Should I ask in the comments for the reason, or is Meta the better place? For bonus meta points, I’d like to know how to phrase an answer so that It doesn’t get downvoted.
You can ask for suggestions for improving your answer, but there's not much point asking specifically why it was downvoted. Voting is deliberately anonymous, so there's no way to make sure the downvoter sees your request, and no one else knows for sure why they voted.
If this is what you want, then you could leave a comment along the lines of "I'm interested to know how to improve this answer, and am completely open to constructive criticism." Most people aren't actually that tolerant of criticism, so a lot of readers are going to hesitate to comment for fear of getting into unpleasant situations, so you really do have to commit to being receptive if you want everyone to feel comfortable.
A couple things to keep in mind, though:
You already have a comment expressing skepticism about the core claim in your answer, as well as pointing out a clear factual inaccuracy.
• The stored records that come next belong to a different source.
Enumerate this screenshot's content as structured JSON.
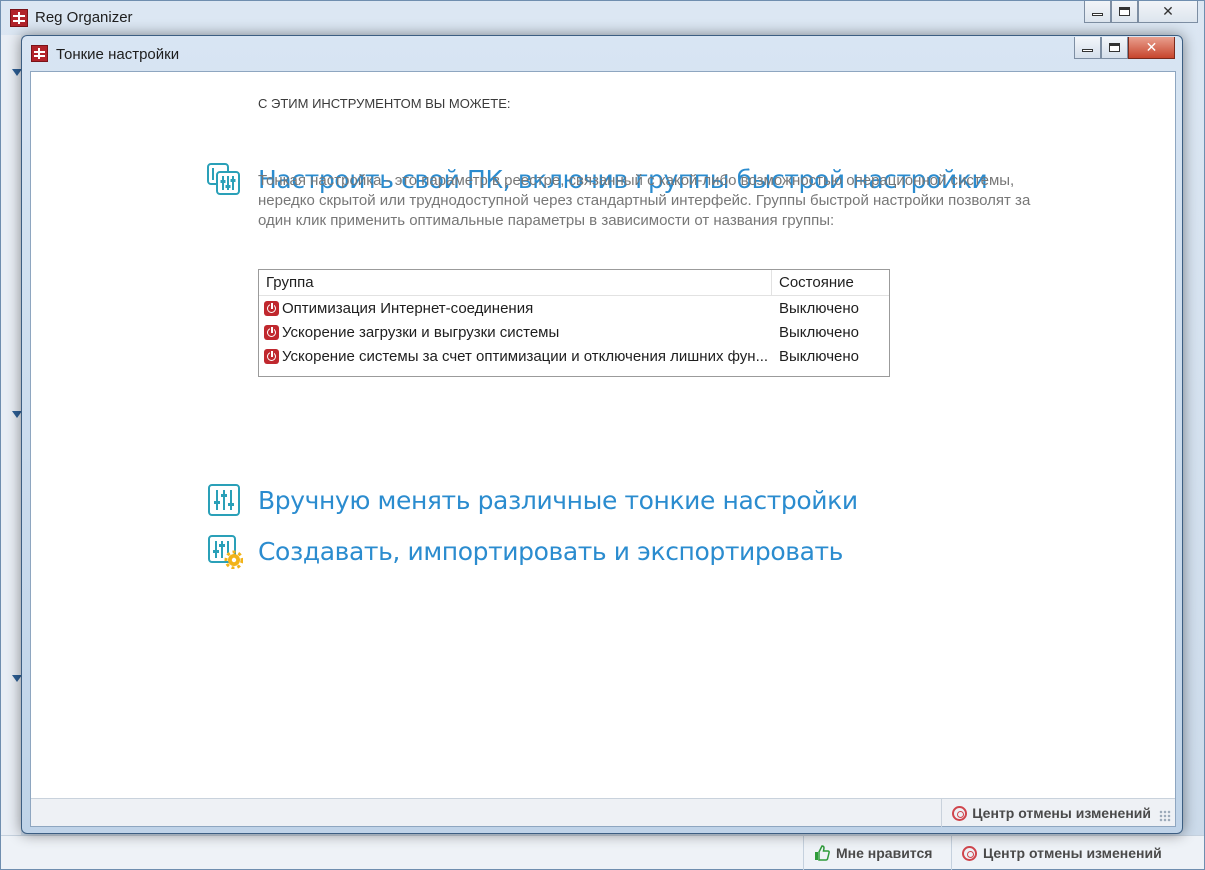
{
  "main_window": {
    "title": "Reg Organizer",
    "status": {
      "like_label": "Мне нравится",
      "undo_center_label": "Центр отмены изменений"
    }
  },
  "dialog": {
    "title": "Тонкие настройки",
    "caption": "С ЭТИМ ИНСТРУМЕНТОМ ВЫ МОЖЕТЕ:",
    "actions": [
      {
        "label": "Настроить свой ПК, включив группы быстрой настройки",
        "icon": "quick-tweaks-icon"
      },
      {
        "label": "Вручную менять различные тонкие настройки",
        "icon": "sliders-icon"
      },
      {
        "label": "Создавать, импортировать и экспортировать",
        "icon": "sliders-gear-icon"
      }
    ],
    "description": "Тонкая настройка - это параметр в реестре, связанный с какой-либо возможностью операционной системы, нередко скрытой или труднодоступной через стандартный интерфейс. Группы быстрой настройки позволят за один клик применить оптимальные параметры в зависимости от названия группы:",
    "table": {
      "columns": [
        "Группа",
        "Состояние"
      ],
      "rows": [
        {
          "group": "Оптимизация Интернет-соединения",
          "state": "Выключено"
        },
        {
          "group": "Ускорение загрузки и выгрузки системы",
          "state": "Выключено"
        },
        {
          "group": "Ускорение системы за счет оптимизации и отключения лишних фун...",
          "state": "Выключено"
        }
      ]
    },
    "status": {
      "undo_center_label": "Центр отмены изменений"
    }
  },
  "colors": {
    "accent": "#2b8ccf",
    "power_off": "#c0282e",
    "undo": "#d0454c",
    "like": "#2e9b3a"
  }
}
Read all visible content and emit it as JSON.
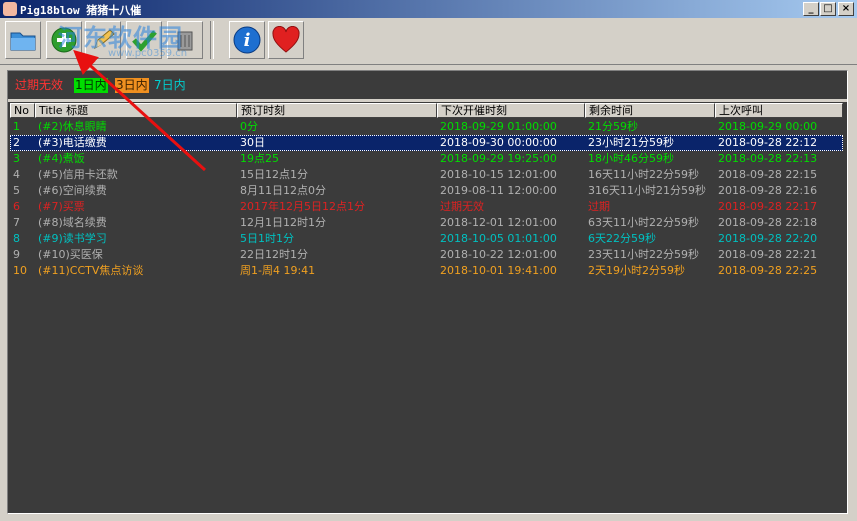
{
  "window": {
    "title": "Pig18blow 猪猪十八催",
    "min": "_",
    "max": "□",
    "close": "×"
  },
  "watermark": {
    "text": "河东软件园",
    "url": "www.pc0359.cn"
  },
  "legend": [
    {
      "label": "过期无效",
      "color": "#ff3333",
      "bg": "#3b3b3b"
    },
    {
      "label": "1日内",
      "color": "#003300",
      "bg": "#00dd00"
    },
    {
      "label": "3日内",
      "color": "#3b2000",
      "bg": "#f09020"
    },
    {
      "label": "7日内",
      "color": "#ffffff",
      "bg": "#3b3b3b",
      "text_color": "#00d0d0"
    }
  ],
  "columns": [
    "No",
    "Title 标题",
    "预订时刻",
    "下次开催时刻",
    "剩余时间",
    "上次呼叫"
  ],
  "rows": [
    {
      "no": "1",
      "title": "(#2)休息眼睛",
      "preset": "0分",
      "next": "2018-09-29 01:00:00",
      "remain": "21分59秒",
      "last": "2018-09-29 00:00",
      "color": "#00dd00"
    },
    {
      "no": "2",
      "title": "(#3)电话缴费",
      "preset": "30日",
      "next": "2018-09-30 00:00:00",
      "remain": "23小时21分59秒",
      "last": "2018-09-28 22:12",
      "color": "#ffffff",
      "selected": true
    },
    {
      "no": "3",
      "title": "(#4)煮饭",
      "preset": "19点25",
      "next": "2018-09-29 19:25:00",
      "remain": "18小时46分59秒",
      "last": "2018-09-28 22:13",
      "color": "#00dd00"
    },
    {
      "no": "4",
      "title": "(#5)信用卡还款",
      "preset": "15日12点1分",
      "next": "2018-10-15 12:01:00",
      "remain": "16天11小时22分59秒",
      "last": "2018-09-28 22:15",
      "color": "#b0b0b0"
    },
    {
      "no": "5",
      "title": "(#6)空间续费",
      "preset": "8月11日12点0分",
      "next": "2019-08-11 12:00:00",
      "remain": "316天11小时21分59秒",
      "last": "2018-09-28 22:16",
      "color": "#b0b0b0"
    },
    {
      "no": "6",
      "title": "(#7)买票",
      "preset": "2017年12月5日12点1分",
      "next": "过期无效",
      "remain": "过期",
      "last": "2018-09-28 22:17",
      "color": "#dd2222"
    },
    {
      "no": "7",
      "title": "(#8)域名续费",
      "preset": "12月1日12时1分",
      "next": "2018-12-01 12:01:00",
      "remain": "63天11小时22分59秒",
      "last": "2018-09-28 22:18",
      "color": "#b0b0b0"
    },
    {
      "no": "8",
      "title": "(#9)读书学习",
      "preset": "5日1时1分",
      "next": "2018-10-05 01:01:00",
      "remain": "6天22分59秒",
      "last": "2018-09-28 22:20",
      "color": "#00c0c0"
    },
    {
      "no": "9",
      "title": "(#10)买医保",
      "preset": "22日12时1分",
      "next": "2018-10-22 12:01:00",
      "remain": "23天11小时22分59秒",
      "last": "2018-09-28 22:21",
      "color": "#b0b0b0"
    },
    {
      "no": "10",
      "title": "(#11)CCTV焦点访谈",
      "preset": "周1-周4 19:41",
      "next": "2018-10-01 19:41:00",
      "remain": "2天19小时2分59秒",
      "last": "2018-09-28 22:25",
      "color": "#f0a020"
    }
  ],
  "toolbar": {
    "buttons": [
      {
        "name": "open-button",
        "icon": "folder-icon"
      },
      {
        "name": "add-button",
        "icon": "plus-icon"
      },
      {
        "name": "edit-button",
        "icon": "pencil-icon"
      },
      {
        "name": "confirm-button",
        "icon": "check-icon"
      },
      {
        "name": "delete-button",
        "icon": "trash-icon"
      },
      {
        "name": "info-button",
        "icon": "info-icon",
        "glyph": "i"
      },
      {
        "name": "favorite-button",
        "icon": "heart-icon"
      }
    ]
  }
}
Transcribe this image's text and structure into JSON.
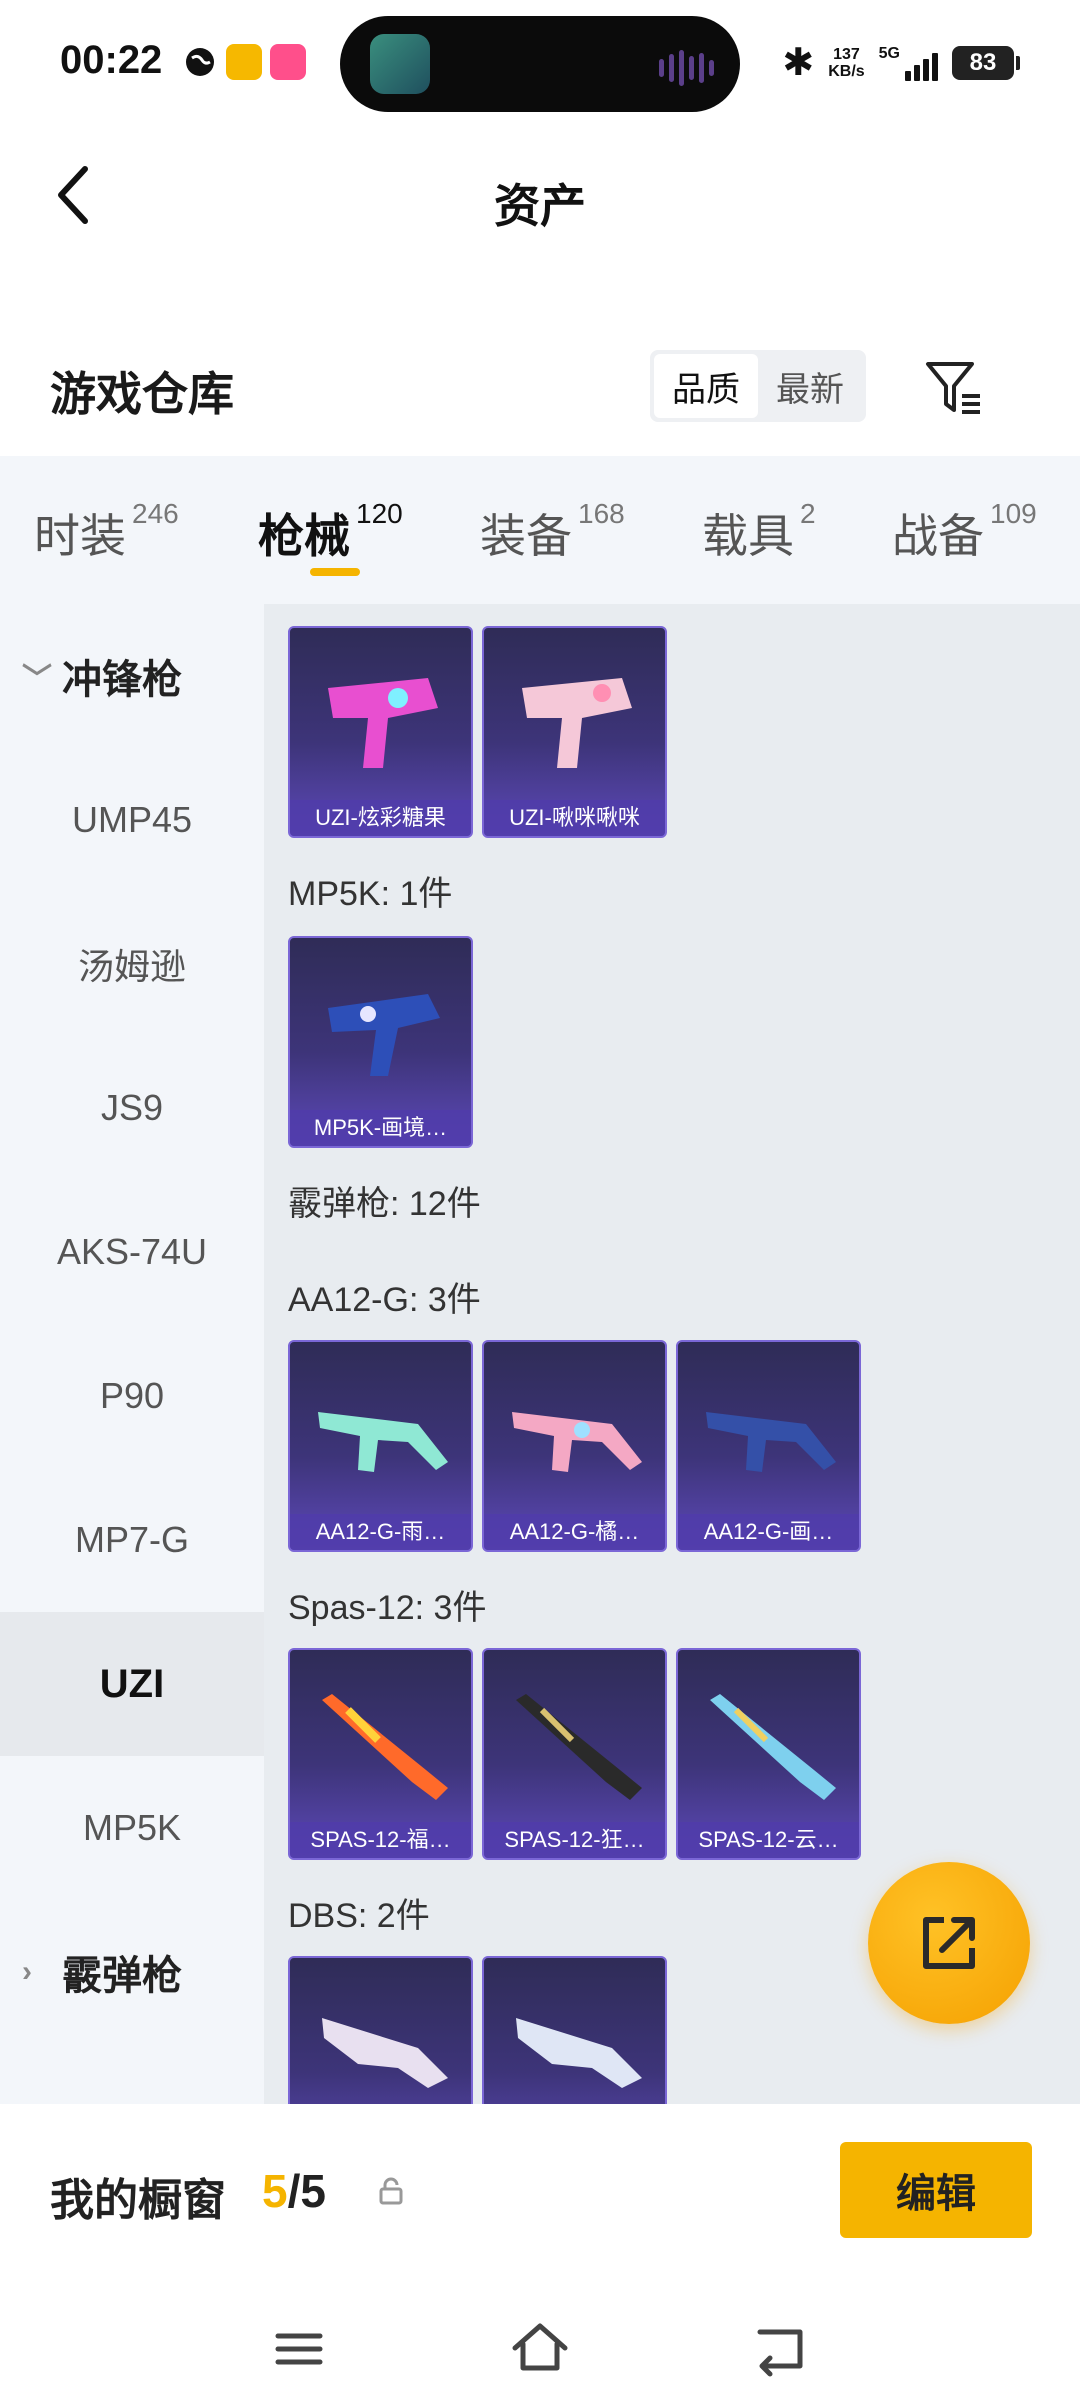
{
  "status_bar": {
    "time": "00:22",
    "net_speed_value": "137",
    "net_speed_unit": "KB/s",
    "network": "5G",
    "battery": "83"
  },
  "header": {
    "title": "资产"
  },
  "section": {
    "title": "游戏仓库",
    "sort_options": [
      "品质",
      "最新"
    ],
    "active_sort": "品质"
  },
  "tabs": [
    {
      "label": "时装",
      "count": "246"
    },
    {
      "label": "枪械",
      "count": "120",
      "active": true
    },
    {
      "label": "装备",
      "count": "168"
    },
    {
      "label": "载具",
      "count": "2"
    },
    {
      "label": "战备",
      "count": "109"
    }
  ],
  "sidebar": {
    "group_1": "冲锋枪",
    "items": [
      "UMP45",
      "汤姆逊",
      "JS9",
      "AKS-74U",
      "P90",
      "MP7-G",
      "UZI",
      "MP5K"
    ],
    "selected": "UZI",
    "group_2": "霰弹枪"
  },
  "content": {
    "uzi_cards": [
      "UZI-炫彩糖果",
      "UZI-啾咪啾咪"
    ],
    "mp5k_label": "MP5K: 1件",
    "mp5k_cards": [
      "MP5K-画境…"
    ],
    "shotgun_label": "霰弹枪: 12件",
    "aa12_label": "AA12-G: 3件",
    "aa12_cards": [
      "AA12-G-雨…",
      "AA12-G-橘…",
      "AA12-G-画…"
    ],
    "spas_label": "Spas-12: 3件",
    "spas_cards": [
      "SPAS-12-福…",
      "SPAS-12-狂…",
      "SPAS-12-云…"
    ],
    "dbs_label": "DBS: 2件"
  },
  "bottom": {
    "showcase_label": "我的橱窗",
    "showcase_current": "5",
    "showcase_total": "/5",
    "edit_label": "编辑"
  },
  "colors": {
    "accent": "#f5b400",
    "card_bg": "#3d3479",
    "sidebar_bg": "#f3f6fa",
    "content_bg": "#e8ecf0"
  }
}
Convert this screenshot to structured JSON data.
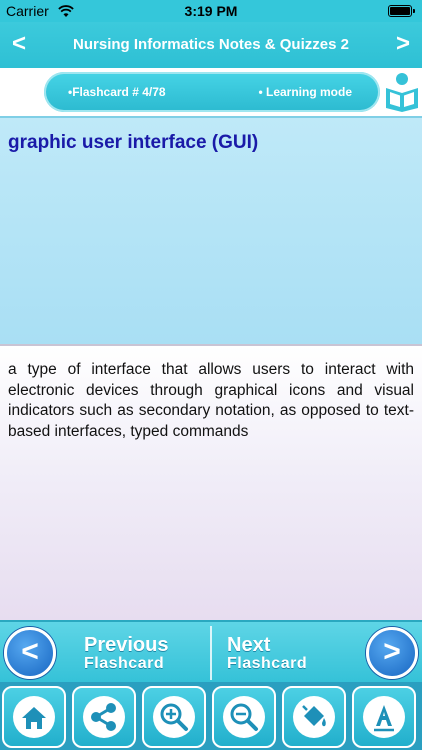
{
  "status_bar": {
    "carrier": "Carrier",
    "time": "3:19 PM"
  },
  "nav": {
    "title": "Nursing Informatics Notes & Quizzes 2",
    "back_icon": "chevron-left-icon",
    "forward_icon": "chevron-right-icon"
  },
  "info_bar": {
    "flashcard_label": "•Flashcard #  4/78",
    "mode_label": "• Learning mode",
    "mode_icon": "reading-person-icon"
  },
  "card": {
    "term": "graphic user interface (GUI)",
    "definition": "a type of interface that allows users to interact with electronic devices through graphical icons and visual indicators such as secondary notation, as opposed to text-based interfaces, typed commands"
  },
  "flip_bar": {
    "previous_line1": "Previous",
    "previous_line2": "Flashcard",
    "next_line1": "Next",
    "next_line2": "Flashcard"
  },
  "toolbar": {
    "items": [
      {
        "icon": "home-icon"
      },
      {
        "icon": "share-icon"
      },
      {
        "icon": "zoom-in-icon"
      },
      {
        "icon": "zoom-out-icon"
      },
      {
        "icon": "paint-bucket-icon"
      },
      {
        "icon": "font-icon"
      }
    ]
  },
  "colors": {
    "header": "#34c7da",
    "term_text": "#1a1aa8",
    "circle_button": "#1766c2"
  }
}
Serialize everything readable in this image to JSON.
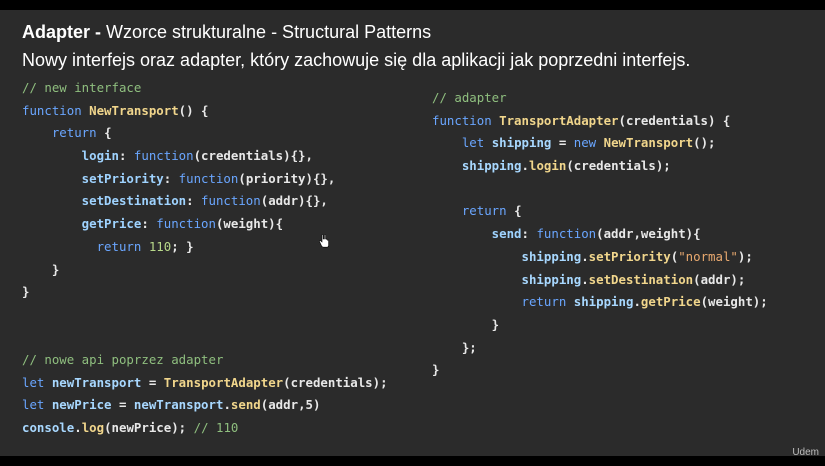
{
  "slide": {
    "title_bold": "Adapter - ",
    "title_rest": "Wzorce strukturalne - Structural Patterns",
    "subtitle": "Nowy interfejs oraz adapter, który zachowuje się dla aplikacji jak poprzedni interfejs.",
    "watermark": "Udem"
  },
  "code_left": [
    {
      "text": "// new interface",
      "type": "comment"
    },
    {
      "parts": [
        {
          "t": "function ",
          "k": "keyword"
        },
        {
          "t": "NewTransport",
          "k": "func"
        },
        {
          "t": "() {",
          "k": "punct"
        }
      ]
    },
    {
      "parts": [
        {
          "t": "    return ",
          "k": "keyword"
        },
        {
          "t": "{",
          "k": "punct"
        }
      ]
    },
    {
      "parts": [
        {
          "t": "        login",
          "k": "prop"
        },
        {
          "t": ": ",
          "k": "punct"
        },
        {
          "t": "function",
          "k": "keyword"
        },
        {
          "t": "(credentials){},",
          "k": "punct"
        }
      ]
    },
    {
      "parts": [
        {
          "t": "        setPriority",
          "k": "prop"
        },
        {
          "t": ": ",
          "k": "punct"
        },
        {
          "t": "function",
          "k": "keyword"
        },
        {
          "t": "(priority){},",
          "k": "punct"
        }
      ]
    },
    {
      "parts": [
        {
          "t": "        setDestination",
          "k": "prop"
        },
        {
          "t": ": ",
          "k": "punct"
        },
        {
          "t": "function",
          "k": "keyword"
        },
        {
          "t": "(addr){},",
          "k": "punct"
        }
      ]
    },
    {
      "parts": [
        {
          "t": "        getPrice",
          "k": "prop"
        },
        {
          "t": ": ",
          "k": "punct"
        },
        {
          "t": "function",
          "k": "keyword"
        },
        {
          "t": "(weight){",
          "k": "punct"
        }
      ]
    },
    {
      "parts": [
        {
          "t": "          return ",
          "k": "keyword"
        },
        {
          "t": "110",
          "k": "num"
        },
        {
          "t": "; }",
          "k": "punct"
        }
      ]
    },
    {
      "parts": [
        {
          "t": "    }",
          "k": "punct"
        }
      ]
    },
    {
      "parts": [
        {
          "t": "}",
          "k": "punct"
        }
      ]
    }
  ],
  "code_right": [
    {
      "text": "// adapter",
      "type": "comment"
    },
    {
      "parts": [
        {
          "t": "function ",
          "k": "keyword"
        },
        {
          "t": "TransportAdapter",
          "k": "func"
        },
        {
          "t": "(credentials) {",
          "k": "punct"
        }
      ]
    },
    {
      "parts": [
        {
          "t": "    let ",
          "k": "keyword"
        },
        {
          "t": "shipping",
          "k": "var"
        },
        {
          "t": " = ",
          "k": "punct"
        },
        {
          "t": "new ",
          "k": "keyword"
        },
        {
          "t": "NewTransport",
          "k": "func"
        },
        {
          "t": "();",
          "k": "punct"
        }
      ]
    },
    {
      "parts": [
        {
          "t": "    shipping",
          "k": "var"
        },
        {
          "t": ".",
          "k": "punct"
        },
        {
          "t": "login",
          "k": "func"
        },
        {
          "t": "(credentials);",
          "k": "punct"
        }
      ]
    },
    {
      "parts": [
        {
          "t": "",
          "k": "punct"
        }
      ]
    },
    {
      "parts": [
        {
          "t": "    return ",
          "k": "keyword"
        },
        {
          "t": "{",
          "k": "punct"
        }
      ]
    },
    {
      "parts": [
        {
          "t": "        send",
          "k": "prop"
        },
        {
          "t": ": ",
          "k": "punct"
        },
        {
          "t": "function",
          "k": "keyword"
        },
        {
          "t": "(addr,weight){",
          "k": "punct"
        }
      ]
    },
    {
      "parts": [
        {
          "t": "            shipping",
          "k": "var"
        },
        {
          "t": ".",
          "k": "punct"
        },
        {
          "t": "setPriority",
          "k": "func"
        },
        {
          "t": "(",
          "k": "punct"
        },
        {
          "t": "\"normal\"",
          "k": "str"
        },
        {
          "t": ");",
          "k": "punct"
        }
      ]
    },
    {
      "parts": [
        {
          "t": "            shipping",
          "k": "var"
        },
        {
          "t": ".",
          "k": "punct"
        },
        {
          "t": "setDestination",
          "k": "func"
        },
        {
          "t": "(addr);",
          "k": "punct"
        }
      ]
    },
    {
      "parts": [
        {
          "t": "            return ",
          "k": "keyword"
        },
        {
          "t": "shipping",
          "k": "var"
        },
        {
          "t": ".",
          "k": "punct"
        },
        {
          "t": "getPrice",
          "k": "func"
        },
        {
          "t": "(weight);",
          "k": "punct"
        }
      ]
    },
    {
      "parts": [
        {
          "t": "        }",
          "k": "punct"
        }
      ]
    },
    {
      "parts": [
        {
          "t": "    };",
          "k": "punct"
        }
      ]
    },
    {
      "parts": [
        {
          "t": "}",
          "k": "punct"
        }
      ]
    }
  ],
  "code_bottom": [
    {
      "text": "// nowe api poprzez adapter",
      "type": "comment"
    },
    {
      "parts": [
        {
          "t": "let ",
          "k": "keyword"
        },
        {
          "t": "newTransport",
          "k": "var"
        },
        {
          "t": " = ",
          "k": "punct"
        },
        {
          "t": "TransportAdapter",
          "k": "func"
        },
        {
          "t": "(credentials);",
          "k": "punct"
        }
      ]
    },
    {
      "parts": [
        {
          "t": "let ",
          "k": "keyword"
        },
        {
          "t": "newPrice",
          "k": "var"
        },
        {
          "t": " = ",
          "k": "punct"
        },
        {
          "t": "newTransport",
          "k": "var"
        },
        {
          "t": ".",
          "k": "punct"
        },
        {
          "t": "send",
          "k": "func"
        },
        {
          "t": "(addr,5)",
          "k": "punct"
        }
      ]
    },
    {
      "parts": [
        {
          "t": "console",
          "k": "var"
        },
        {
          "t": ".",
          "k": "punct"
        },
        {
          "t": "log",
          "k": "func"
        },
        {
          "t": "(newPrice); ",
          "k": "punct"
        },
        {
          "t": "// 110",
          "k": "comment"
        }
      ]
    }
  ],
  "colors": {
    "background": "#2b2b2b",
    "comment": "#8fbf7f",
    "keyword": "#6aa6ff",
    "function": "#f1d68c",
    "string": "#e9a96f"
  },
  "icons": {
    "cursor": "hand-pointer-icon"
  }
}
Someone may well have downvoted because of that, i.e. because they believe your answer is misleading or at least partially incorrect. Yet you're still asking about the downvote, so that could make it appear you might not be open to feedback.
In your question here, you say you would "like to know how to phrase an answer" to avoid downvotes. Downvotes are primarily for answers that are "unclear or not useful" (see the hover text). If an answer is unclear, sure, you can likely rephrase to avoid that. But if the content of the answer isn't useful (e.g. if it's incorrect or not a helpful way to address a question), your issue isn't phrasing. Assuming that phrasing is the issue can make it appear that you're not open to feedback about the content of the answer.
So in this particular case, I would suggest first focusing on verifying that your answer is in fact correct, and providing supporting evidence. Edit until everything in the answer is correct and well-supported. If something's wrong, remove it or correct it. If something's correct but people are skeptical, find a clear source to support it. Then if you receive further downvotes, I might proceed to asking for feedback.
I've added a comment to your answer with some specific potential starting points.
(Note that the original downvoter may or may not return, so even if you do everything perfectly, the existing downvote may remain.)